Fırınının üstüne bir ev yaptıran Asgel Etem amca, çoluk çocuk gelmek istemeyip eski evde kalmak isteyince, evi Buldan’a yeni tayin olan sıhhiye memuru Aziz Bey’e kiraya verir.
Mahalleye yeni taşınan memur ailesinin eşyalarının içindeki buzdolabını ilk kez gören komşular ve çocuklar merakla bu ev eşyasını görmek için eve taşınmadan bakmaya giderler.
Yeni komşular mahalleye taşındıktan bir süre sonra Hanım Aşa Nine gelini Ümmü’ye “ Gelin, yeni gomşulara seslen de, gomşularla hoşgeldine gelcez deyive!” Ümmü yan komşusu Safure nineye ve Dilborlu Fadime ‘ye de haber vermeye gider. Ardından yeni komşu Nazire Hanım’ın kapısını çalıp, komşuların oturmaya gelmek istediğini söyler. Oturmaya giden komşular eve girer girmez merakla ilk kez gördükleri ev eşyalarını görmek için tek tek odaları dolaşırlar.
Kısa bir süre oturup” En kısa zamanda bizlere de bekleriz” deyip kalkarlar. Bir müddet sonra Nazire Hanım komşularına oturmaya gider. Hanım Aşa ninenin eve komşular da çağrılır. Misafire bir dibek kahvesi yapar gelin Ümmü. Kahveler içilirken kapı çalar. Kapıda içi ayakkabı dolu bir sepetle gelen çocuk çırak “ Beni kavaf Kuyumcu Süleyman amca gönderdi. Nine oğlun bayramlık ayakkabı siparişi vermiş. İçinden beğenin.” Misafir Nazire Hanım’ın gözü önünde ayakkabıları yere döker. Hanım Aşa Nine “ Oğlum bayram önü gelin ve çocuklar için göndermiş. Sağ olsun!” Gelin ve Nine kendileri ve çocuklar için birer çift seçerler. Geri kalanları sepete doldurup, kapıda bekleyen çırağa verip, gönderirler.

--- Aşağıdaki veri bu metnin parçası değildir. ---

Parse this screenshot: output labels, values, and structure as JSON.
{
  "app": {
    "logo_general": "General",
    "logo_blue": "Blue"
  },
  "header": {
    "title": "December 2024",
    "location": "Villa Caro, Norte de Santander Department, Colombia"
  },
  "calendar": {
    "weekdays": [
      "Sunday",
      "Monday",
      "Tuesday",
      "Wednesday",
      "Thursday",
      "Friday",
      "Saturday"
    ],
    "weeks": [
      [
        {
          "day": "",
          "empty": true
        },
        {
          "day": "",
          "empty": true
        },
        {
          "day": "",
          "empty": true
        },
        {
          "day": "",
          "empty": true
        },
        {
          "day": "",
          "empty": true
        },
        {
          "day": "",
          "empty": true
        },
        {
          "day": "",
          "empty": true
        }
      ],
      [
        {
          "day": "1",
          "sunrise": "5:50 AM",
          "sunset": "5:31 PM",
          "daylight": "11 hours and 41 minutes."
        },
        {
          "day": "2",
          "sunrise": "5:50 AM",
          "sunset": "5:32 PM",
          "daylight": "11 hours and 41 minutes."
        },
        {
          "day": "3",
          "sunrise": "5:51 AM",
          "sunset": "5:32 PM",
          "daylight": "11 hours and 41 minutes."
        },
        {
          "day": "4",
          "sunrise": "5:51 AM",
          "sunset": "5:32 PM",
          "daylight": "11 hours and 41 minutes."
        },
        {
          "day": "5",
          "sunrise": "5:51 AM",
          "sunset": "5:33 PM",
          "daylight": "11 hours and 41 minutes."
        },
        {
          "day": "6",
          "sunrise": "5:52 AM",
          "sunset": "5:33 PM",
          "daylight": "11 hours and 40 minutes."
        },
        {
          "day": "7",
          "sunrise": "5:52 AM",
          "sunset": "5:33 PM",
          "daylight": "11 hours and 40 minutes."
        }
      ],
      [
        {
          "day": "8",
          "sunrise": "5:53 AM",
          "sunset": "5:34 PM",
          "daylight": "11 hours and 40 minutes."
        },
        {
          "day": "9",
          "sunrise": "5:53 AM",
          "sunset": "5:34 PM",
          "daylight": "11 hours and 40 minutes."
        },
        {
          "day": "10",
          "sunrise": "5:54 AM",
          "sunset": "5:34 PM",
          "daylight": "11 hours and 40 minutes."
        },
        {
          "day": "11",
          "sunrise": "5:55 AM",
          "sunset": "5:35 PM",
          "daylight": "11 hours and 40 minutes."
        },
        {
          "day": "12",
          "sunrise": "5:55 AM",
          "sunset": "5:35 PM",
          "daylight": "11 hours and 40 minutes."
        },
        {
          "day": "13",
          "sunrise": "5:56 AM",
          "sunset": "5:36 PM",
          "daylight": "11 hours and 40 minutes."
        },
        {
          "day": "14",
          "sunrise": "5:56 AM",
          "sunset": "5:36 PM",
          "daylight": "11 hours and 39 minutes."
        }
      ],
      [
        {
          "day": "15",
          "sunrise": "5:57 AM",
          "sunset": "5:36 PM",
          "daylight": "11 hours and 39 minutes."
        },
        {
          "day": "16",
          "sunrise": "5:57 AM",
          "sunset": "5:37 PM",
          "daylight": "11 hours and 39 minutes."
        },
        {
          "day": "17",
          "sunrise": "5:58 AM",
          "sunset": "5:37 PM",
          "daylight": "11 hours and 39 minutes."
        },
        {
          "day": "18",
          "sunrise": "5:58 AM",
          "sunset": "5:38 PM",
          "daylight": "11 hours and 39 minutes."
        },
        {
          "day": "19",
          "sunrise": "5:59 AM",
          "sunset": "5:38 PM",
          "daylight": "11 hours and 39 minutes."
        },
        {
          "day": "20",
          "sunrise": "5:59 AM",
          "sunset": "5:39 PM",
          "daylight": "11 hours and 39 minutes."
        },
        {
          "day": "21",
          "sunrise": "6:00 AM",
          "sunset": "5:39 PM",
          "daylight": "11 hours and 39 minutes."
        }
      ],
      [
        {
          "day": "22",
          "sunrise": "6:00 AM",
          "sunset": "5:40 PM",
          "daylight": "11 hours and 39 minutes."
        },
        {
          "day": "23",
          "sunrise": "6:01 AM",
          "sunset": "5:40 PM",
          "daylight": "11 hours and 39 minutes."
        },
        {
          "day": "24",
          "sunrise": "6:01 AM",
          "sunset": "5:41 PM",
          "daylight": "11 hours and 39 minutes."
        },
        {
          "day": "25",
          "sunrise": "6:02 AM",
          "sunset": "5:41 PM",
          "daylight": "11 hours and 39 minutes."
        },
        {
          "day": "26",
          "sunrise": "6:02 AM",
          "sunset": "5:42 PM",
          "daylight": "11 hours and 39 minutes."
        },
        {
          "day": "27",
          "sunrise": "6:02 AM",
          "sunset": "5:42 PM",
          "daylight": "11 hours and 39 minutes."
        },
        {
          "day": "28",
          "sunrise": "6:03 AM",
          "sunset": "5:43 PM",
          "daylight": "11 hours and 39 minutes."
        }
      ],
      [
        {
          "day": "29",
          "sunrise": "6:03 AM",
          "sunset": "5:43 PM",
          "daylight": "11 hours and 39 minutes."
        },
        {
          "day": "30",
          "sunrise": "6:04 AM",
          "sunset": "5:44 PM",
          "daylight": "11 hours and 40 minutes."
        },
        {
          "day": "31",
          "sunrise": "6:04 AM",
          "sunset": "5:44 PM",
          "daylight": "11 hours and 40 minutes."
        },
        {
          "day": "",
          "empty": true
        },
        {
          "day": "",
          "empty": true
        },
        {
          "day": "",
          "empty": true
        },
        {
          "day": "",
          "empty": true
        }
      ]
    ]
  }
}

Bu gördükleri karşısında şaşkına dönen Nazire Hanım “ Sizler ayakkabı almak için pazara, ayakkabıcı dükkânına gitmez misiniz?” “ Gızcasım! Bizim buralada garıla bazara gitmezle! Gonu gomşu gına sona! Evin ihtiyacını adamla görü!” “Bizim oralarda da pazar harcı görmeye ekseri kadınlar çıkar. Sizde gidin, yavaş yavaş alışırsınız.” “Adamlar izin vermezler bize” “Sizde adamlar evde yokken çıkarsınız pazara” Memur karısı Nazire Hanım kafalarına yeni bir fikir sokmuştur. En kısa zamanda Perşembe pazarına gitmeye karar verirler. Perşembe sabahı adamlar evden gider gitmez peştamal üslüğü örtünen koluna bir sepet takıp pazarın yolunu tutarlar.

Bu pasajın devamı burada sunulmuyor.